Race matching, race queering? Understanding race in donor conception among queer parents

When:13 Mar 2019, 3pm - 4pm
Venue:Room 221/223, Level 2, John Goodsell Building, UNSW Kensington Campus
Who:Jaya Keaney, Gender and Cultural Studies, the University of Sydney
Jaya Keaney

In critical literature and clinical practice around donor assisted conception, race is understood through a concept of ‘race matching’, or the idea that intending parents select donors who racially resemble them in an effort to create family resemblance and the ability to pass as if conceived without assistance. In this paper, I explore the concept of ‘race matching’ from the perspective of queer Australian parents who used donors to conceive. Whilst race matching is considered the norm in donor conception, many of my participants deviated from this practice by actively choosing donors of a different race. Their narratives contest dominant discourses of the function of race in donor-conception and instead highlight the diverse meanings of race in the family when detached from assumptions of biological relatedness. Together, these contestations voice forms of queer reproductive ethics that attempt to assemble race differently, outside prescriptive matching norms.

Jaya Keaney submitted her PhD in 2019 at the Department of Gender and Cultural Studies at the University of Sydney.
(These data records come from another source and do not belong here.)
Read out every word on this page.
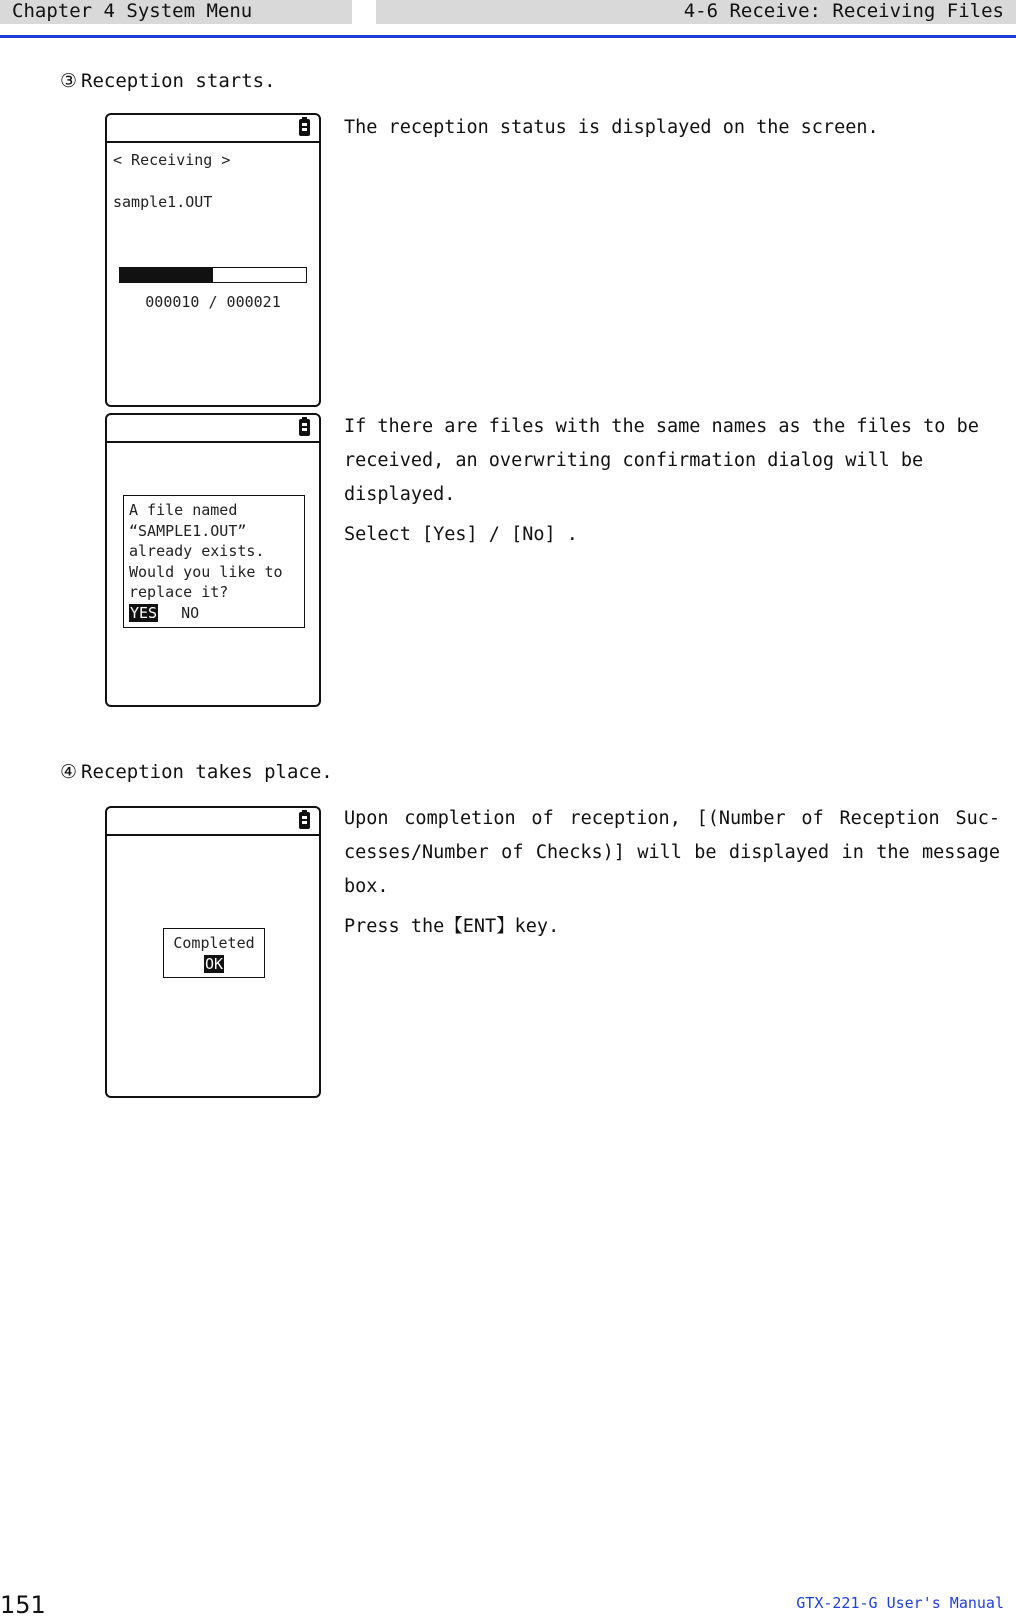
Chapter 4 System Menu	4-6 Receive: Receiving Files
③ Reception starts.
< Receiving >
sample1.OUT
000010 / 000021

The reception status is displayed on the screen.

A file named
“SAMPLE1.OUT”
already exists.
Would you like to
replace it?
YES NO

If there are files with the same names as the files to be received, an overwriting confirmation dialog will be displayed.

Select [Yes] / [No] .

④ Reception takes place.
Completed
OK

Upon completion of reception, [(Number of Reception Suc-cesses/Number of Checks)] will be displayed in the message box.

Press the【ENT】key.

151	GTX-221-G User's Manual
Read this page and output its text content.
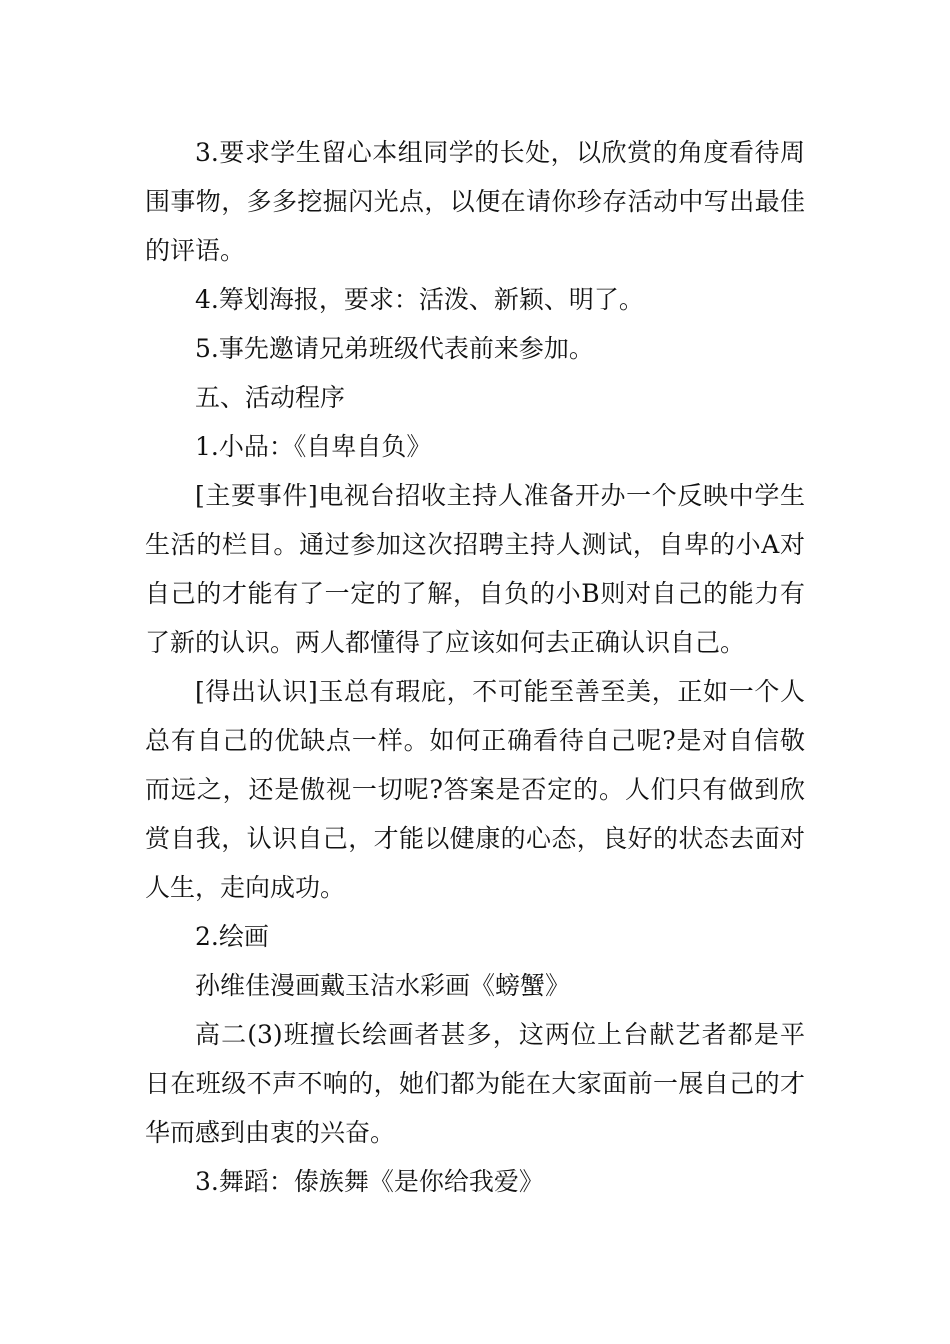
3.要求学生留心本组同学的长处，以欣赏的角度看待周围事物，多多挖掘闪光点，以便在请你珍存活动中写出最佳的评语。

4.筹划海报，要求：活泼、新颖、明了。

5.事先邀请兄弟班级代表前来参加。

五、活动程序

1.小品：《自卑自负》

[主要事件]电视台招收主持人准备开办一个反映中学生生活的栏目。通过参加这次招聘主持人测试，自卑的小A对自己的才能有了一定的了解，自负的小B则对自己的能力有了新的认识。两人都懂得了应该如何去正确认识自己。

[得出认识]玉总有瑕庇，不可能至善至美，正如一个人总有自己的优缺点一样。如何正确看待自己呢?是对自信敬而远之，还是傲视一切呢?答案是否定的。人们只有做到欣赏自我，认识自己，才能以健康的心态，良好的状态去面对人生，走向成功。

2.绘画

孙维佳漫画戴玉洁水彩画《螃蟹》

高二(3)班擅长绘画者甚多，这两位上台献艺者都是平日在班级不声不响的，她们都为能在大家面前一展自己的才华而感到由衷的兴奋。

3.舞蹈：傣族舞《是你给我爱》
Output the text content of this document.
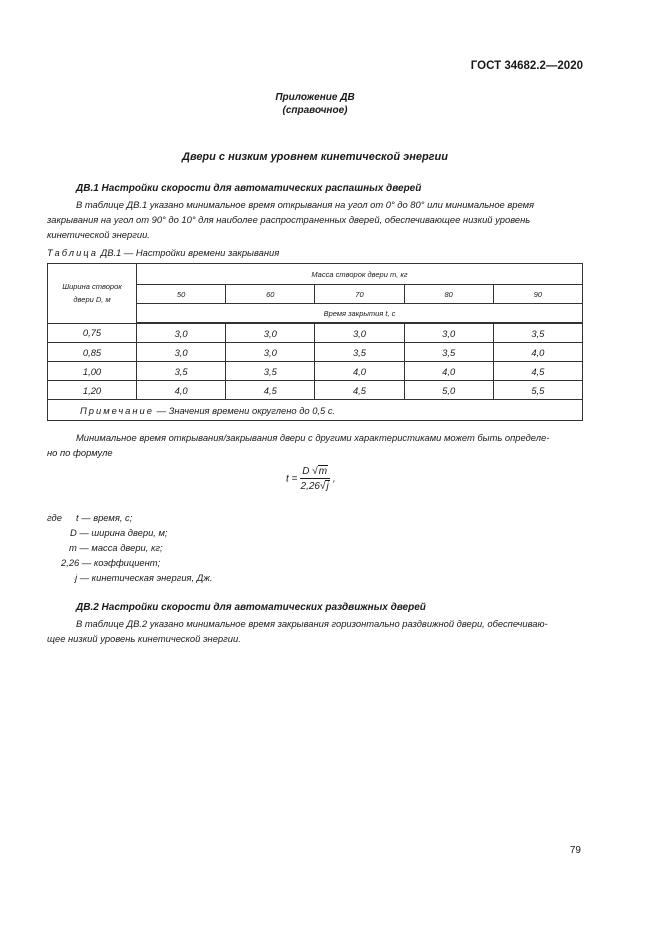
ГОСТ 34682.2—2020
Приложение ДВ
(справочное)
Двери с низким уровнем кинетической энергии
ДВ.1 Настройки скорости для автоматических распашных дверей
В таблице ДВ.1 указано минимальное время открывания на угол от 0° до 80° или минимальное время
закрывания на угол от 90° до 10° для наиболее распространенных дверей, обеспечивающее низкий уровень
кинетической энергии.
Таблица ДВ.1 — Настройки времени закрывания
Ширина створок
двери D, м	Масса створок двери m, кг				
	50	60	70	80	90
	Время закрытия t, с				
0,75	3,0	3,0	3,0	3,0	3,5
0,85	3,0	3,0	3,5	3,5	4,0
1,00	3,5	3,5	4,0	4,0	4,5
1,20	4,0	4,5	4,5	5,0	5,5
Примечание — Значения времени округлено до 0,5 с.					
Минимальное время открывания/закрывания двери с другими характеристиками может быть определе-
но по формуле
$t = \frac{D √m}{2,26√j}$ ,
где t — время, с;
D — ширина двери, м;
m — масса двери, кг;
2,26 — коэффициент;
j — кинетическая энергия, Дж.
ДВ.2 Настройки скорости для автоматических раздвижных дверей
В таблице ДВ.2 указано минимальное время закрывания горизонтально раздвижной двери, обеспечиваю-
щее низкий уровень кинетической энергии.
79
Her PhD explores ontologies of race in the narratives of queer Australian parents who conceived using reproductive technologies. The project employs ethnographic methods and draws together conceptual approaches from feminist science studies, critical race theory and queer kinship. Jaya was recently a visiting scholar with the Reproductive Sociology Research Group (ReproSoc) in the Department of Sociology at the University of Cambridge, UK (Easter term, 2018). Her broader research interests include race in biotechnologies, affect theory and queer of colour critique.